Under the covers… CSOM

Under the covers of the PnP PowerShell commandlet is CSOM and since it’s open source we can see an example of getting the same information via CSOM, so if you’re writing managed code this might be the better option for you.

using Microsoft.Online.SharePoint.TenantManagement;
using (ClientContext ctx = new ClientContext(tenantUrl))
{
  ctx.Credentials = new SharePointOnlineCredentials(\_username, \_password);
  Tenant tenant = new Tenant(ctx);
  SPOSitePropertiesEnumerableFilter filter = new SPOSitePropertiesEnumerableFilter()
  {
    IncludePersonalSite = PersonalSiteFilter.Exclude,
    StartIndex = "0",
    IncludeDetail = true
  };

  SPOSitePropertiesEnumerable sitesList = null;
  var sites = new List();
  do
  {
    sitesList = tenant.GetSitePropertiesFromSharePointByFilters(filter);
    ctx.Load(sitesList);
    ctx.ExecuteQuery();
    sites.AddRange(sitesList.ToList());
    filter.StartIndex = sitesList.NextStartIndexFromSharePoint;
  } while (!string.IsNullOrWhiteSpace(sitesList.NextStartIndexFromSharePoint));
}

Sharing and External Users

One of the things I hear frequently is concerns about managing external access, so having visibility to what sites have external sharing enabled and how many (and which external users) have access us useful. From previous section one of the properties we have access to is ‘SharingCapability’. The possible values for that property are:

Disabled

external user sharing (share by email) and guest link sharing are both disabled

ExternalUserSharingOnly

external user sharing (share by email) is enabled, but guest link sharing is disabled

ExistingExternalUserSharingOnly

(DEFAULT) Allow sharing only with the external users that already exist in your organization’s directory

ExternalUserAndGuestSharing

external user sharing (share by email) and guest link sharing are both enabled

By using the TenantManagement class you can specifically harvest the external users you have in your site collection.
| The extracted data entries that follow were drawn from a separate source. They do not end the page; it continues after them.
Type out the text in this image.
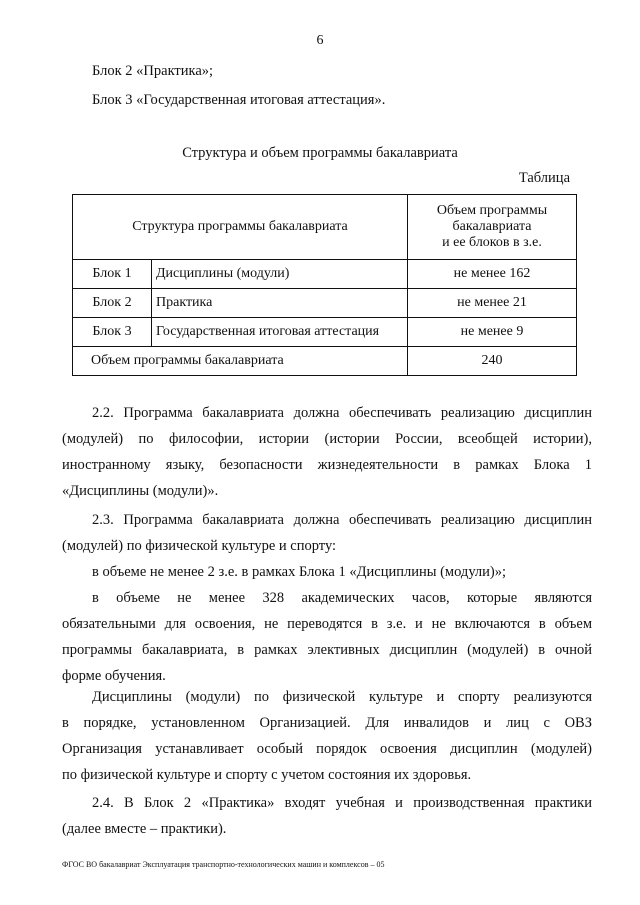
6
Блок 2 «Практика»;
Блок 3 «Государственная итоговая аттестация».
Структура и объем программы бакалавриата
Таблица
Структура программы бакалавриата		Объем программы
бакалавриата
и ее блоков в з.е.

Блок 1	Дисциплины (модули)	не менее 162
Блок 2	Практика	не менее 21
Блок 3	Государственная итоговая аттестация	не менее 9
Объем программы бакалавриата		240
2.2. Программа бакалавриата должна обеспечивать реализацию дисциплин
(модулей) по философии, истории (истории России, всеобщей истории),
иностранному языку, безопасности жизнедеятельности в рамках Блока 1
«Дисциплины (модули)».
2.3. Программа бакалавриата должна обеспечивать реализацию дисциплин
(модулей) по физической культуре и спорту:
в объеме не менее 2 з.е. в рамках Блока 1 «Дисциплины (модули)»;
в объеме не менее 328 академических часов, которые являются
обязательными для освоения, не переводятся в з.е. и не включаются в объем
программы бакалавриата, в рамках элективных дисциплин (модулей) в очной
форме обучения.
Дисциплины (модули) по физической культуре и спорту реализуются
в порядке, установленном Организацией. Для инвалидов и лиц с ОВЗ
Организация устанавливает особый порядок освоения дисциплин (модулей)
по физической культуре и спорту с учетом состояния их здоровья.
2.4. В Блок 2 «Практика» входят учебная и производственная практики
(далее вместе – практики).
ФГОС ВО бакалавриат Эксплуатация транспортно-технологических машин и комплексов – 05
using Microsoft.Online.SharePoint.TenantManagement;
using (ClientContext ctx = new ClientContext(tenantUrl))
{
  ctx.Credentials = new SharePointOnlineCredentials(\_username, \_password);
  var tenant = new Office365Tenant(ctx);
  var extUsers = tenant.GetExternalUsersForSite(siteUrl, 0, 1, String.Empty, SortOrder.Ascending);
  ctx.Load(extUsers, i => i.TotalUserCount, i => i.ExternalUserCollection);
  var task = Task.Run(async () => await ctx.ExecuteQueryAsync());
  task.Wait();
  if (extUsers != null)
  {
    foreach(var user in extUsers.ExternalUserCollection)
    {
        var name = user.DisplayName;
    }
    var temp = extUsers.TotalUserCount;
  }
}

Microsoft Graph - What’s available now

As the Microsoft Graph is an ever changing API that’s constantly being expanded I’m obviously going to be writing this as a primer as of the date of publication so please make sure you’re referencing the graph documentation to verify what might have changed. Of what we have outlined above you can get some very basic information about a site collection from the graph by making a REST call to:

<https://graph.microsoft.com/v1.0/sites/contoso.sharepoint.com:/sites/1drvteam>

where ‘contoso.sharepoint.com’ is your tenant and ‘/sites/1drvteam’ is the relative path to the site collection you’re harvesting.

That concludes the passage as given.